Unit Hydrograph Theory

Unit hydrograph theory is a technique for modeling the transformation of excess precipitation to runoff at the watershed scale. When the watershed is gaged with both observed rainfall and flow data available for a storm event, the unit hydrograph relationship can be derived directly. When the watershed is ungaged, the unit hydrograph relationship cannot be derived directly; therefore, many synthetic unit hydrograph methods have been developed to help with ungaged watersheds (though not limited for use to just ungaged watersheds).  HEC-HMS contains six different unit hydrograph methods.  Within this workshop, the Clark/ModClark unit hydrograph method is applied.


In this workshop, you will become familiar with the Variable Clark unit hydrograph method that is available within HEC-HMS.  Specifically, you will:

  • Estimate Clark Transform Parameters using Task 5 Regression Equations.
  • Calibrate Clark parameters using an Historical Event.
  • Simulate precipitation-runoff for a hypothetical event using Clark parameters.
  • Estimate Variable Clark Transform Parameters using Task 8 Regression Equations.
  • Simulate precipitation-runoff for a hypothetical event using Variable Clark method and compare results against those obtained through the use of the "regular" Clark and 2D Diffusion Wave methods.

Questions will be provided throughout the workshop.

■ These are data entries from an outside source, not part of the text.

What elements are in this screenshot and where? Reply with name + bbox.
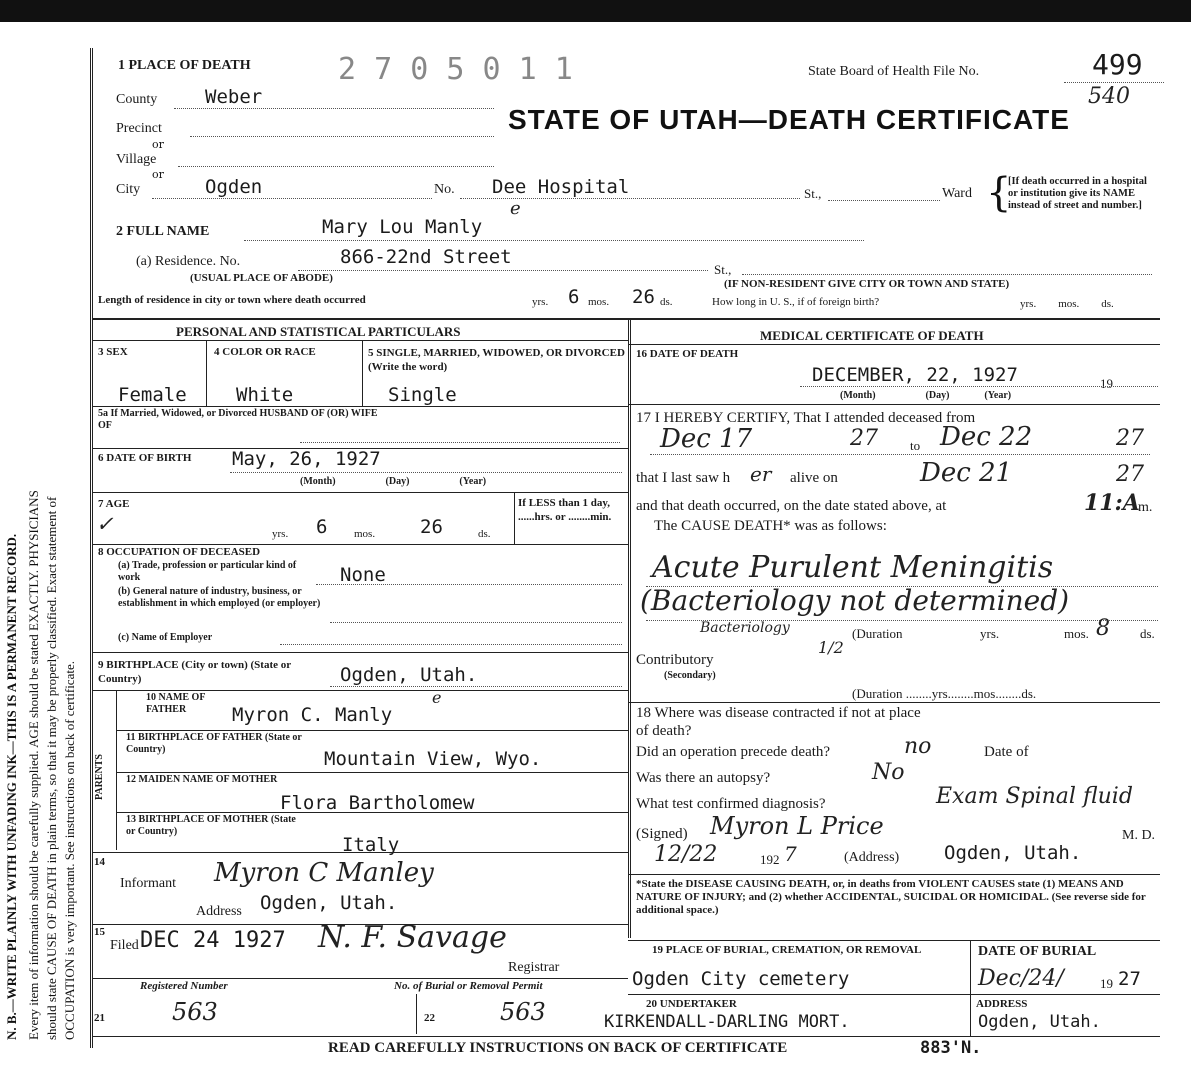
death-occurred-label: and that death occurred, on the date stated above, at (636, 498, 947, 514)
occ-line-b (330, 622, 622, 623)
city-label: City (116, 182, 141, 197)
side-note-3: should state CAUSE OF DEATH in plain terms, so that it may be properly classified. Exact statement of (44, 496, 59, 1040)
father-birthplace-value: Mountain View, Wyo. (324, 748, 542, 770)
length-ds-value: 26 (632, 286, 655, 308)
signed-label: (Signed) (636, 826, 688, 842)
undertaker-value: KIRKENDALL-DARLING MORT. (604, 1012, 850, 1032)
race-value: White (236, 384, 294, 406)
st-label: St., (804, 186, 822, 201)
autopsy-label: Was there an autopsy? (636, 770, 771, 786)
length-residence-label: Length of residence in city or town where death occurred (98, 294, 366, 306)
occupation-value: None (340, 564, 386, 586)
rule-6 (92, 652, 628, 653)
sex-value: Female (118, 384, 187, 406)
age-label: 7 AGE (98, 498, 130, 510)
age-check: ✓ (96, 512, 114, 536)
spouse-line (300, 442, 620, 443)
med-rule-4 (628, 874, 1160, 875)
age-mos: mos. (354, 528, 376, 540)
occupation-label: 8 OCCUPATION OF DECEASED (98, 546, 261, 558)
race-label: 4 COLOR OR RACE (214, 346, 316, 358)
duration-mos-value: 8 (1096, 616, 1110, 641)
sex-label: 3 SEX (98, 346, 128, 358)
us-units: yrs. mos. ds. (1020, 298, 1114, 310)
occupation-c-label: (c) Name of Employer (118, 632, 213, 643)
occ-line-c (280, 644, 622, 645)
ward-note: [If death occurred in a hospital or institution give its NAME instead of street and number.] (1008, 176, 1147, 211)
informant-no: 14 (94, 856, 105, 868)
rule-10 (116, 812, 628, 813)
rule-8 (116, 730, 628, 731)
or-2: or (152, 168, 164, 181)
place-of-death-label: 1 PLACE OF DEATH (118, 58, 251, 73)
parents-label: PARENTS (94, 754, 105, 800)
usual-abode-label: (USUAL PLACE OF ABODE) (190, 272, 333, 284)
length-ds: ds. (660, 296, 673, 308)
physician-signature: Myron L Price (710, 812, 884, 840)
county-line (174, 108, 494, 109)
village-line (178, 166, 494, 167)
duration-mos: mos. (1064, 626, 1089, 641)
full-name-value: Mary Lou Manly (322, 216, 483, 238)
physician-address: Ogden, Utah. (944, 842, 1082, 864)
age-ds: ds. (478, 528, 491, 540)
sign-date: 12/22 (654, 842, 718, 867)
burial-date: Dec/24/ (978, 966, 1064, 991)
duration-note: 1/2 (818, 638, 844, 657)
sex-divider (206, 340, 207, 406)
side-note-1: N. B.—WRITE PLAINLY WITH UNFADING INK—THIS IS A PERMANENT RECORD. (4, 533, 19, 1040)
rule-4 (92, 492, 628, 493)
occupation-a-label: (a) Trade, profession or particular kind of work (118, 560, 297, 583)
length-mos: mos. (588, 296, 610, 308)
sign-year: 7 (784, 842, 797, 866)
operation-label: Did an operation precede death? (636, 744, 831, 760)
registered-prefix: 21 (94, 1012, 105, 1024)
medical-heading: MEDICAL CERTIFICATE OF DEATH (760, 328, 984, 343)
race-divider (362, 340, 363, 406)
registrar-signature: N. F. Savage (318, 920, 507, 955)
md-label: M. D. (1122, 828, 1156, 843)
attended-to-year: 27 (1116, 426, 1144, 451)
footer-stamp: 883'N. (920, 1038, 982, 1058)
undertaker-label: 20 UNDERTAKER (646, 998, 737, 1010)
operation-value: no (904, 734, 932, 759)
dob-value: May, 26, 1927 (232, 448, 381, 470)
city-value: Ogden (205, 176, 263, 198)
burial-permit-label: No. of Burial or Removal Permit (394, 980, 543, 992)
residence-label: (a) Residence. No. (136, 254, 241, 269)
spouse-label: 5a If Married, Widowed, or Divorced HUSBAND OF (OR) WIFE OF (98, 408, 378, 431)
cause-primary: Acute Purulent Meningitis (652, 550, 1054, 585)
mother-value: Flora Bartholomew (280, 792, 475, 814)
alive-on-date: Dec 21 (920, 458, 1013, 488)
father-label: 10 NAME OF FATHER (146, 692, 206, 715)
mother-birthplace-value: Italy (342, 834, 400, 856)
father-value: Myron C. Manly (232, 704, 393, 726)
contributory-duration: (Duration ........yrs........mos........ds. (852, 686, 1037, 701)
age-divider (514, 492, 515, 544)
med-rule-5 (628, 940, 1160, 941)
birthplace-line (330, 686, 622, 687)
rule-5 (92, 544, 628, 545)
attended-line (650, 454, 1150, 455)
dod-label: 16 DATE OF DEATH (636, 348, 739, 360)
burial-year-label: 19 (1100, 976, 1113, 991)
street-no-label: No. (434, 182, 455, 197)
us-label: How long in U. S., if of foreign birth? (712, 296, 880, 308)
attended-to: Dec 22 (940, 422, 1033, 452)
test-label: What test confirmed diagnosis? (636, 796, 826, 812)
nonres-note: (IF NON-RESIDENT GIVE CITY OR TOWN AND STATE) (724, 278, 1010, 290)
name-correction: e (510, 198, 521, 219)
age-ds-value: 26 (420, 516, 443, 538)
rule-1 (92, 340, 628, 341)
autopsy-value: No (872, 760, 905, 785)
filed-no: 15 (94, 926, 105, 938)
registrar-label: Registrar (508, 960, 560, 975)
residence-st-label: St., (714, 262, 732, 277)
full-name-label: 2 FULL NAME (116, 224, 210, 239)
secondary-label: (Secondary) (664, 670, 716, 681)
age-mos-value: 6 (316, 516, 328, 538)
length-yrs: yrs. (532, 296, 549, 308)
residence-value: 866-22nd Street (340, 246, 512, 268)
registered-number: 563 (172, 998, 218, 1026)
birthplace-label: 9 BIRTHPLACE (City or town) (State or Country) (98, 659, 291, 685)
ward-line (828, 200, 940, 201)
reg-divider (416, 994, 417, 1034)
dod-19: 19 (1100, 376, 1113, 391)
dod-value: DECEMBER, 22, 1927 (812, 364, 1018, 386)
burial-address-label: ADDRESS (976, 998, 1028, 1010)
mother-birthplace-label: 13 BIRTHPLACE OF MOTHER (State or Country) (126, 814, 296, 837)
age-yrs: yrs. (272, 528, 289, 540)
length-mos-value: 6 (568, 286, 580, 308)
certify-label: 17 I HEREBY CERTIFY, That I attended deceased from (636, 410, 976, 426)
test-value: Exam Spinal fluid (936, 784, 1133, 809)
less-than-label: If LESS than 1 day, ......hrs. or ........min. (518, 497, 612, 523)
dob-line (230, 472, 622, 473)
city-line (152, 198, 432, 199)
last-saw-her: er (750, 462, 772, 486)
side-note-2: Every item of information should be carefully supplied. AGE should be stated EXACTLY. PHYSICIANS (26, 490, 41, 1040)
burial-prefix: 22 (424, 1012, 435, 1024)
nonres-line (742, 274, 1152, 275)
cause-bacteriology: Bacteriology (700, 620, 790, 636)
filed-date: DEC 24 1927 (140, 928, 286, 953)
father-correction: e (432, 688, 442, 707)
rule-7 (92, 690, 628, 691)
cause-secondary-note: (Bacteriology not determined) (640, 584, 1070, 617)
dod-units: (Month) (Day) (Year) (840, 390, 1012, 401)
burial-address: Ogden, Utah. (978, 1012, 1101, 1032)
med-rule-3 (628, 702, 1160, 703)
alt-file-no: 540 (1088, 84, 1130, 109)
certificate-title: STATE OF UTAH—DEATH CERTIFICATE (508, 104, 1070, 135)
dob-label: 6 DATE OF BIRTH (98, 452, 192, 464)
birthplace-value: Ogden, Utah. (340, 664, 478, 686)
cause-footnote: *State the DISEASE CAUSING DEATH, or, in deaths from VIOLENT CAUSES state (1) MEANS AND NATURE OF INJURY; and (2) whether ACCIDENTAL, SUICIDAL OR HOMICIDAL. (See reverse side for additional space.) (636, 878, 1146, 916)
death-time: 11:A (1084, 490, 1140, 516)
ward-label: Ward (942, 186, 972, 201)
side-note-4: OCCUPATION is very important. See instructions on back of certificate. (62, 661, 77, 1040)
file-no-line (1064, 82, 1164, 83)
contracted-label: 18 Where was disease contracted if not at place of death? (636, 705, 921, 739)
dob-units: (Month) (Day) (Year) (300, 476, 487, 487)
med-rule-6 (628, 994, 1160, 995)
burial-year: 27 (1118, 968, 1141, 990)
duration-label: (Duration (852, 626, 903, 641)
rule-2 (92, 406, 628, 407)
rule-13 (92, 978, 628, 979)
burial-permit-number: 563 (500, 998, 546, 1026)
occupation-b-label: (b) General nature of industry, business, or establishment in which employed (or employer) (118, 586, 321, 609)
precinct-line (190, 136, 494, 137)
or-1: or (152, 138, 164, 151)
parents-divider (116, 690, 117, 850)
med-rule-1 (628, 344, 1160, 345)
informant-address-label: Address (196, 904, 242, 919)
contributory-label: Contributory (636, 652, 714, 668)
footer-instructions: READ CAREFULLY INSTRUCTIONS ON BACK OF CERTIFICATE (328, 1040, 788, 1056)
precinct-label: Precinct (116, 121, 162, 136)
alive-on-label: alive on (790, 470, 838, 486)
mother-label: 12 MAIDEN NAME OF MOTHER (126, 774, 278, 785)
main-top-rule (92, 318, 1160, 320)
sign-year-label: 192 (760, 852, 780, 867)
father-birthplace-label: 11 BIRTHPLACE OF FATHER (State or Country) (126, 732, 302, 755)
registered-number-label: Registered Number (140, 980, 228, 992)
file-no: 499 (1092, 48, 1143, 81)
personal-heading: PERSONAL AND STATISTICAL PARTICULARS (176, 324, 461, 339)
bottom-rule (92, 1036, 1160, 1037)
informant-label: Informant (120, 876, 176, 891)
informant-signature: Myron C Manley (214, 858, 434, 888)
ward-brace: { (986, 170, 1012, 216)
attended-from: Dec 17 (660, 424, 753, 454)
village-label: Village (116, 152, 157, 167)
rule-11 (92, 852, 628, 853)
burial-place: Ogden City cemetery (632, 968, 850, 990)
cause-label: The CAUSE DEATH* was as follows: (654, 518, 887, 534)
name-line (244, 240, 864, 241)
scan-top-border (0, 0, 1191, 22)
last-saw-label: that I last saw h (636, 470, 731, 486)
county-label: County (116, 92, 158, 107)
marital-label: 5 SINGLE, MARRIED, WIDOWED, OR DIVORCED (Write the word) (368, 347, 625, 373)
center-divider (628, 318, 631, 938)
burial-date-label: DATE OF BURIAL (978, 944, 1097, 959)
stamp-number: 2 7 0 5 0 1 1 (338, 52, 573, 87)
operation-date-label: Date of (984, 744, 1029, 760)
county-value: Weber (205, 86, 263, 108)
burial-divider (970, 940, 971, 1036)
occ-line-a (316, 584, 622, 585)
alive-on-year: 27 (1116, 462, 1144, 487)
street-no-value: Dee Hospital (492, 176, 630, 198)
file-no-label: State Board of Health File No. (808, 64, 980, 79)
dod-line (800, 386, 1158, 387)
attended-from-year: 27 (850, 426, 878, 451)
filed-label: Filed (110, 938, 139, 953)
residence-line (298, 270, 708, 271)
left-border (90, 48, 93, 1048)
to-label: to (910, 438, 921, 453)
informant-address: Ogden, Utah. (260, 892, 398, 914)
death-time-m: m. (1138, 500, 1153, 515)
physician-address-label: (Address) (844, 850, 900, 865)
med-rule-2 (628, 404, 1160, 405)
duration-ds: ds. (1140, 626, 1155, 641)
burial-place-label: 19 PLACE OF BURIAL, CREMATION, OR REMOVAL (652, 944, 922, 956)
duration-yrs: yrs. (980, 626, 1000, 641)
marital-value: Single (388, 384, 457, 406)
rule-9 (116, 772, 628, 773)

In this tutorial group, the study area is designated as the Middle Fork American River watershed upstream of the French Meadows Reservoir near Foresthill, CA.  This study area was detailed here.


A hypothetical event occurring over a 4-day time period will be simulated within this workshop. 

Liquid Water at the Soil Surface

A Liquid Water at the Soil Surface (LWASS) time series, based upon the time series generated within the Computing a PMF/Statistical Event Simulation and Analyzing Results workshop, will be used as the meteorologic boundary conditions within this workshop.  Within this hypothetical event, approximately 30 inches of LWASS were realized, as shown in the following figure.

Hypothetical Event LWASS

Observed Data

The 2D Diffusion Wave transform method was used to generate results from the hypothetical event, as shown in the following image.  These results will be compared against those generated using the Clark and Variable Clark unit hydrograph methods.

2D Diffusion Wave Results

Model Configuration

An HEC-HMS project named "Variable_Clark_Workshop" has already been created for you.  This HEC-HMS project contains two basin models, two meteorologic models, and two control specificationsAs shown in the following figure, within both the basin models, there is one subbasin element named "MF_American_Rv_S30" along with two junction elements named "French_Meadows_In" and "French_Meadows_Out", one reservoir element named "French_Meadows_Reservoir", one diversion element named "FrenchMeadows_PP_div", and one sink element named "to_FrenchMeadows_PP".  This subbasin was originally delineated using terrain data downloaded from the USGS National Map Viewer.

Clark Basin Model

The subbasin element was configured to use the Deficit and Constant loss method, the Clark unit hydrograph transform method, and the Linear Reservoir baseflow method.  The diversion element was configured to use the Constant Flow diversion method.  A constant diversion of 500 cfs was specified.  The reservoir element was configured to use the Outflow Curve method.  Elevation-storage and storage-discharge relationships detailed here were selected for use.  Finally, the previously-mentioned 2D Diffusion Wave results were linked to the French_Meadows_In junction element for comparison when simulating the hypothetical event.